- Steeple Church
- 56°27′34″N 2°58′23″W﻿ / ﻿56.4594°N 2.973°W
- Location: Dundee, Scotland
- Denomination: Church of Scotland

Architecture
- Architect: Samuel Bell (rebuild)
- Architectural type: Medieval
- Completed: 1470s

Specifications
- Height: 50 metres (160 ft)

= Steeple Church =

The Steeple Church occupies the western part of the historic "City Churches" building in Dundee, Scotland. It is a congregation of the Church of Scotland.

The "City Churches" are located in the city centre, adjacent to the Overgate shopping centre. The building is unusual as having two congregations within the same structure – the other congregation (at the eastern end) is Dundee Parish Church (St Mary's). The middle building ceased functioning as a place of worship in the early 1990s.

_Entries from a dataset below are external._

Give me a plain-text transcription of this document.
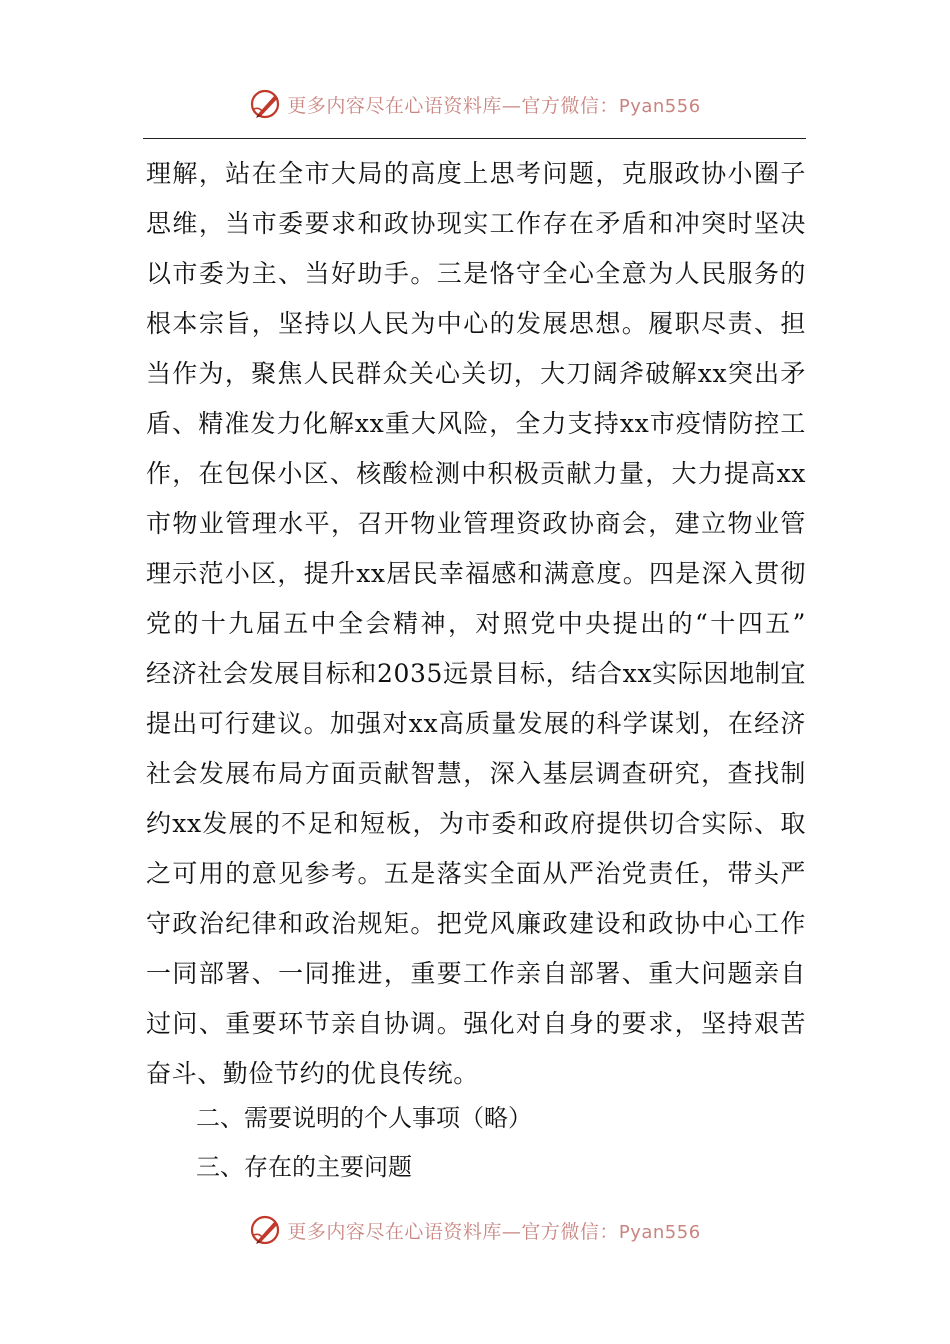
更多内容尽在心语资料库—官方微信：Pyan556
理解，站在全市大局的高度上思考问题，克服政协小圈子
思维，当市委要求和政协现实工作存在矛盾和冲突时坚决
以市委为主、当好助手。三是恪守全心全意为人民服务的
根本宗旨，坚持以人民为中心的发展思想。履职尽责、担
当作为，聚焦人民群众关心关切，大刀阔斧破解xx突出矛
盾、精准发力化解xx重大风险，全力支持xx市疫情防控工
作，在包保小区、核酸检测中积极贡献力量，大力提高xx
市物业管理水平，召开物业管理资政协商会，建立物业管
理示范小区，提升xx居民幸福感和满意度。四是深入贯彻
党的十九届五中全会精神，对照党中央提出的“十四五”
经济社会发展目标和2035远景目标，结合xx实际因地制宜
提出可行建议。加强对xx高质量发展的科学谋划，在经济
社会发展布局方面贡献智慧，深入基层调查研究，查找制
约xx发展的不足和短板，为市委和政府提供切合实际、取
之可用的意见参考。五是落实全面从严治党责任，带头严
守政治纪律和政治规矩。把党风廉政建设和政协中心工作
一同部署、一同推进，重要工作亲自部署、重大问题亲自
过问、重要环节亲自协调。强化对自身的要求，坚持艰苦
奋斗、勤俭节约的优良传统。
二、需要说明的个人事项（略）
三、存在的主要问题
更多内容尽在心语资料库—官方微信：Pyan556
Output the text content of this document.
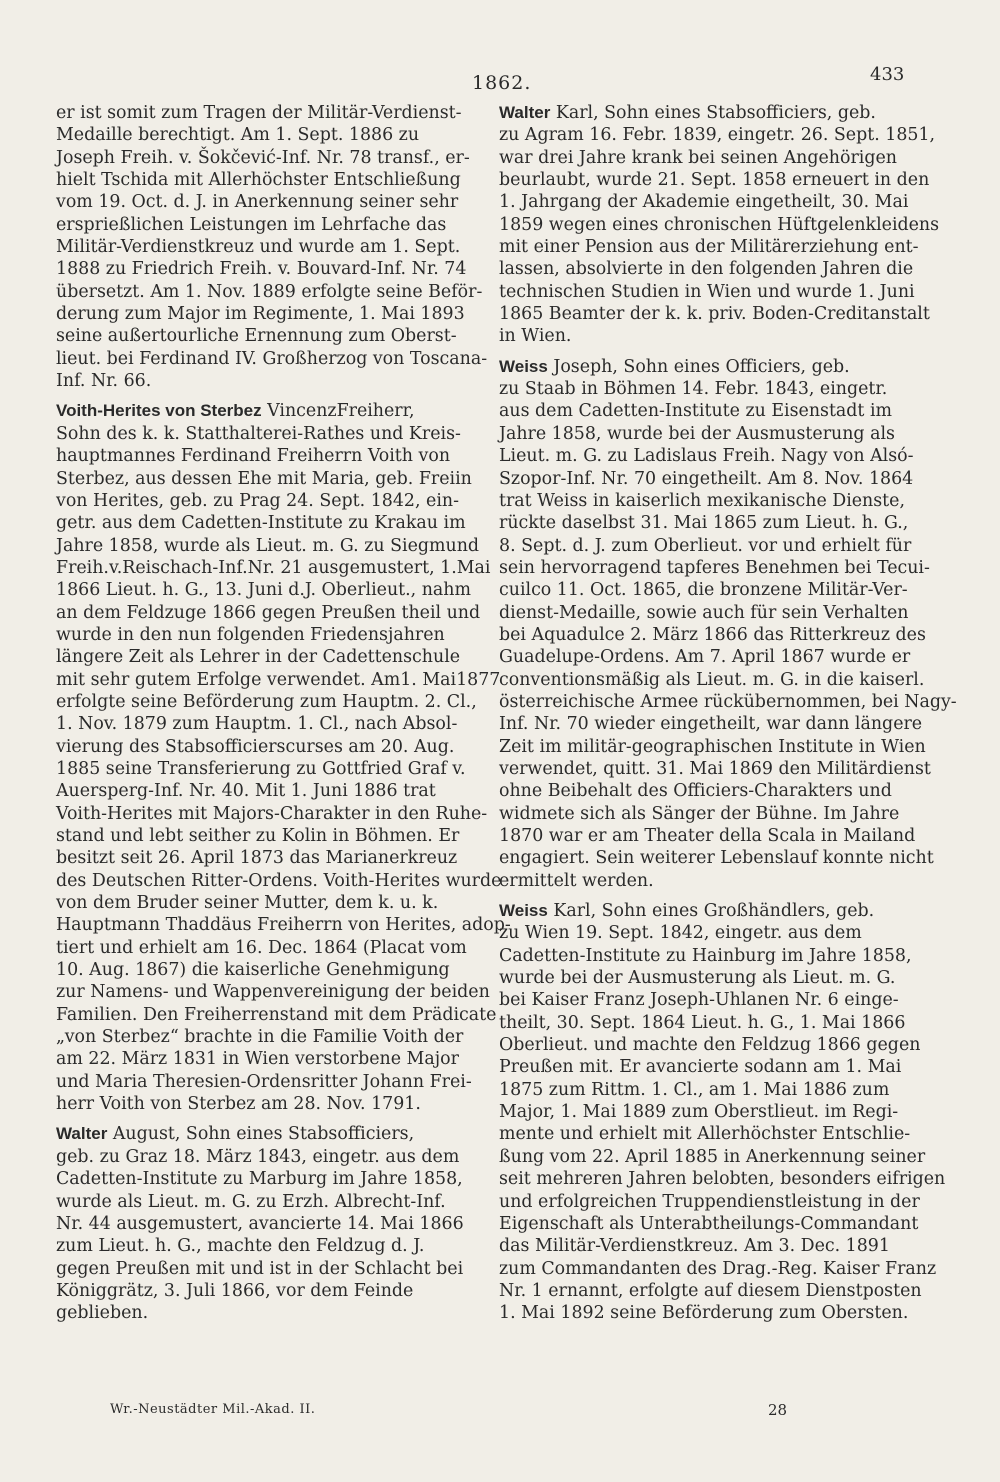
1862.	433
er ist somit zum Tragen der Militär-Verdienst-
Medaille berechtigt. Am 1. Sept. 1886 zu
Joseph Freih. v. Šokčević-Inf. Nr. 78 transf., er-
hielt Tschida mit Allerhöchster Entschließung
vom 19. Oct. d. J. in Anerkennung seiner sehr
ersprießlichen Leistungen im Lehrfache das
Militär-Verdienstkreuz und wurde am 1. Sept.
1888 zu Friedrich Freih. v. Bouvard-Inf. Nr. 74
übersetzt. Am 1. Nov. 1889 erfolgte seine Beför-
derung zum Major im Regimente, 1. Mai 1893
seine außertourliche Ernennung zum Oberst-
lieut. bei Ferdinand IV. Großherzog von Toscana-
Inf. Nr. 66.
Voith-Herites von Sterbez VincenzFreiherr,
Sohn des k. k. Statthalterei-Rathes und Kreis-
hauptmannes Ferdinand Freiherrn Voith von
Sterbez, aus dessen Ehe mit Maria, geb. Freiin
von Herites, geb. zu Prag 24. Sept. 1842, ein-
getr. aus dem Cadetten-Institute zu Krakau im
Jahre 1858, wurde als Lieut. m. G. zu Siegmund
Freih.v.Reischach-Inf.Nr. 21 ausgemustert, 1.Mai
1866 Lieut. h. G., 13. Juni d.J. Oberlieut., nahm
an dem Feldzuge 1866 gegen Preußen theil und
wurde in den nun folgenden Friedensjahren
längere Zeit als Lehrer in der Cadettenschule
mit sehr gutem Erfolge verwendet. Am1. Mai1877
erfolgte seine Beförderung zum Hauptm. 2. Cl.,
1. Nov. 1879 zum Hauptm. 1. Cl., nach Absol-
vierung des Stabsofficierscurses am 20. Aug.
1885 seine Transferierung zu Gottfried Graf v.
Auersperg-Inf. Nr. 40. Mit 1. Juni 1886 trat
Voith-Herites mit Majors-Charakter in den Ruhe-
stand und lebt seither zu Kolin in Böhmen. Er
besitzt seit 26. April 1873 das Marianerkreuz
des Deutschen Ritter-Ordens. Voith-Herites wurde
von dem Bruder seiner Mutter, dem k. u. k.
Hauptmann Thaddäus Freiherrn von Herites, adop-
tiert und erhielt am 16. Dec. 1864 (Placat vom
10. Aug. 1867) die kaiserliche Genehmigung
zur Namens- und Wappenvereinigung der beiden
Familien. Den Freiherrenstand mit dem Prädicate
„von Sterbez“ brachte in die Familie Voith der
am 22. März 1831 in Wien verstorbene Major
und Maria Theresien-Ordensritter Johann Frei-
herr Voith von Sterbez am 28. Nov. 1791.
Walter August, Sohn eines Stabsofficiers,
geb. zu Graz 18. März 1843, eingetr. aus dem
Cadetten-Institute zu Marburg im Jahre 1858,
wurde als Lieut. m. G. zu Erzh. Albrecht-Inf.
Nr. 44 ausgemustert, avancierte 14. Mai 1866
zum Lieut. h. G., machte den Feldzug d. J.
gegen Preußen mit und ist in der Schlacht bei
Königgrätz, 3. Juli 1866, vor dem Feinde
geblieben.
Walter Karl, Sohn eines Stabsofficiers, geb.
zu Agram 16. Febr. 1839, eingetr. 26. Sept. 1851,
war drei Jahre krank bei seinen Angehörigen
beurlaubt, wurde 21. Sept. 1858 erneuert in den
1. Jahrgang der Akademie eingetheilt, 30. Mai
1859 wegen eines chronischen Hüftgelenkleidens
mit einer Pension aus der Militärerziehung ent-
lassen, absolvierte in den folgenden Jahren die
technischen Studien in Wien und wurde 1. Juni
1865 Beamter der k. k. priv. Boden-Creditanstalt
in Wien.
Weiss Joseph, Sohn eines Officiers, geb.
zu Staab in Böhmen 14. Febr. 1843, eingetr.
aus dem Cadetten-Institute zu Eisenstadt im
Jahre 1858, wurde bei der Ausmusterung als
Lieut. m. G. zu Ladislaus Freih. Nagy von Alsó-
Szopor-Inf. Nr. 70 eingetheilt. Am 8. Nov. 1864
trat Weiss in kaiserlich mexikanische Dienste,
rückte daselbst 31. Mai 1865 zum Lieut. h. G.,
8. Sept. d. J. zum Oberlieut. vor und erhielt für
sein hervorragend tapferes Benehmen bei Tecui-
cuilco 11. Oct. 1865, die bronzene Militär-Ver-
dienst-Medaille, sowie auch für sein Verhalten
bei Aquadulce 2. März 1866 das Ritterkreuz des
Guadelupe-Ordens. Am 7. April 1867 wurde er
conventionsmäßig als Lieut. m. G. in die kaiserl.
österreichische Armee rückübernommen, bei Nagy-
Inf. Nr. 70 wieder eingetheilt, war dann längere
Zeit im militär-geographischen Institute in Wien
verwendet, quitt. 31. Mai 1869 den Militärdienst
ohne Beibehalt des Officiers-Charakters und
widmete sich als Sänger der Bühne. Im Jahre
1870 war er am Theater della Scala in Mailand
engagiert. Sein weiterer Lebenslauf konnte nicht
ermittelt werden.
Weiss Karl, Sohn eines Großhändlers, geb.
zu Wien 19. Sept. 1842, eingetr. aus dem
Cadetten-Institute zu Hainburg im Jahre 1858,
wurde bei der Ausmusterung als Lieut. m. G.
bei Kaiser Franz Joseph-Uhlanen Nr. 6 einge-
theilt, 30. Sept. 1864 Lieut. h. G., 1. Mai 1866
Oberlieut. und machte den Feldzug 1866 gegen
Preußen mit. Er avancierte sodann am 1. Mai
1875 zum Rittm. 1. Cl., am 1. Mai 1886 zum
Major, 1. Mai 1889 zum Oberstlieut. im Regi-
mente und erhielt mit Allerhöchster Entschlie-
ßung vom 22. April 1885 in Anerkennung seiner
seit mehreren Jahren belobten, besonders eifrigen
und erfolgreichen Truppendienstleistung in der
Eigenschaft als Unterabtheilungs-Commandant
das Militär-Verdienstkreuz. Am 3. Dec. 1891
zum Commandanten des Drag.-Reg. Kaiser Franz
Nr. 1 ernannt, erfolgte auf diesem Dienstposten
1. Mai 1892 seine Beförderung zum Obersten.
Wr.-Neustädter Mil.-Akad. II.	28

St Mary's Tower, the clock tower at the western end of the City Churches, is the oldest part of the church, and is currently operated by Dundee City Council's heritage department and is commonly referred to as the Old Steeple by locals.

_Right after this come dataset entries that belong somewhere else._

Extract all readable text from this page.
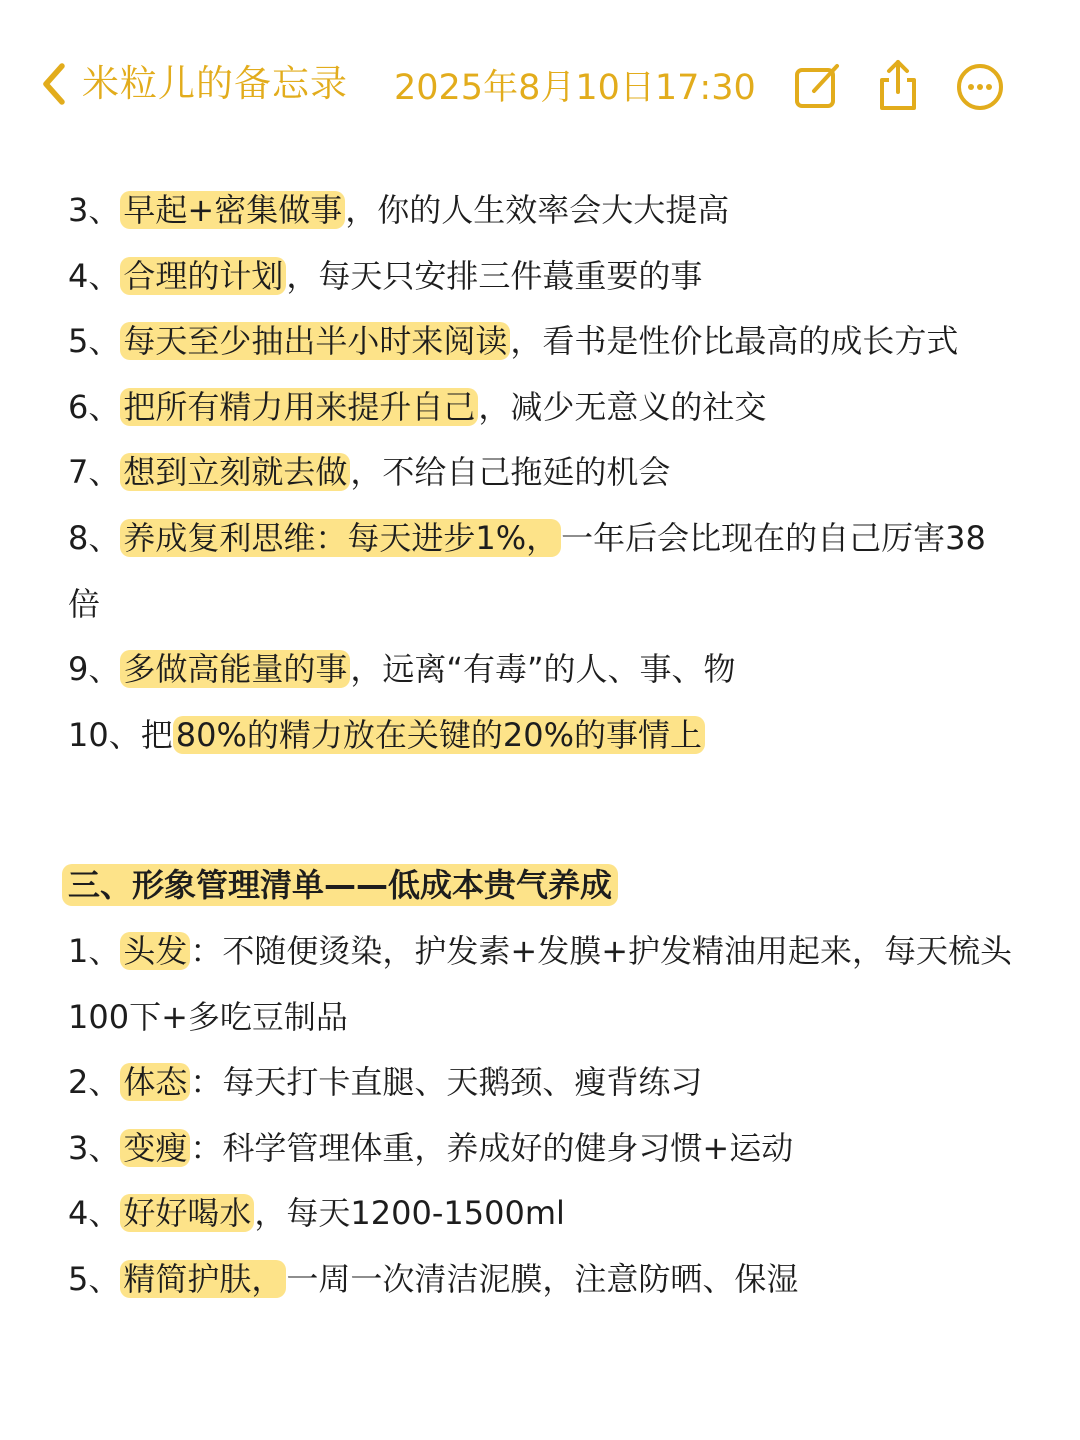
米粒儿的备忘录 2025年8月10日17:30
3、早起+密集做事，你的人生效率会大大提高
4、合理的计划，每天只安排三件蕞重要的事
5、每天至少抽出半小时来阅读，看书是性价比最高的成长方式
6、把所有精力用来提升自己，减少无意义的社交
7、想到立刻就去做，不给自己拖延的机会
8、养成复利思维：每天进步1%，一年后会比现在的自己厉害38
倍
9、多做高能量的事，远离“有毒”的人、事、物
10、把80%的精力放在关键的20%的事情上
三、形象管理清单——低成本贵气养成
1、头发：不随便烫染，护发素+发膜+护发精油用起来，每天梳头
100下+多吃豆制品
2、体态：每天打卡直腿、天鹅颈、瘦背练习
3、变瘦：科学管理体重，养成好的健身习惯+运动
4、好好喝水，每天1200-1500ml
5、精简护肤，一周一次清洁泥膜，注意防晒、保湿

During the war between Scotland and England known as the Rough Wooing, Dundee and Broughty Castle were occupied by English forces. In January 1548, an English commander, Thomas Wyndham placed a garrison of 20 "tall men" in the steeple, with the help of Andrew Dudley and the Scottish Lord Gray. Their armaments included cannon described as "a saker and a falcon and four double bases" and small guns called "hackbuts of crook".

== Ministers ==
The former minister (2000–2013) was the Rev. David M. Clark, who retired. The present minister (2014–) is the Rev. Robert Calvert.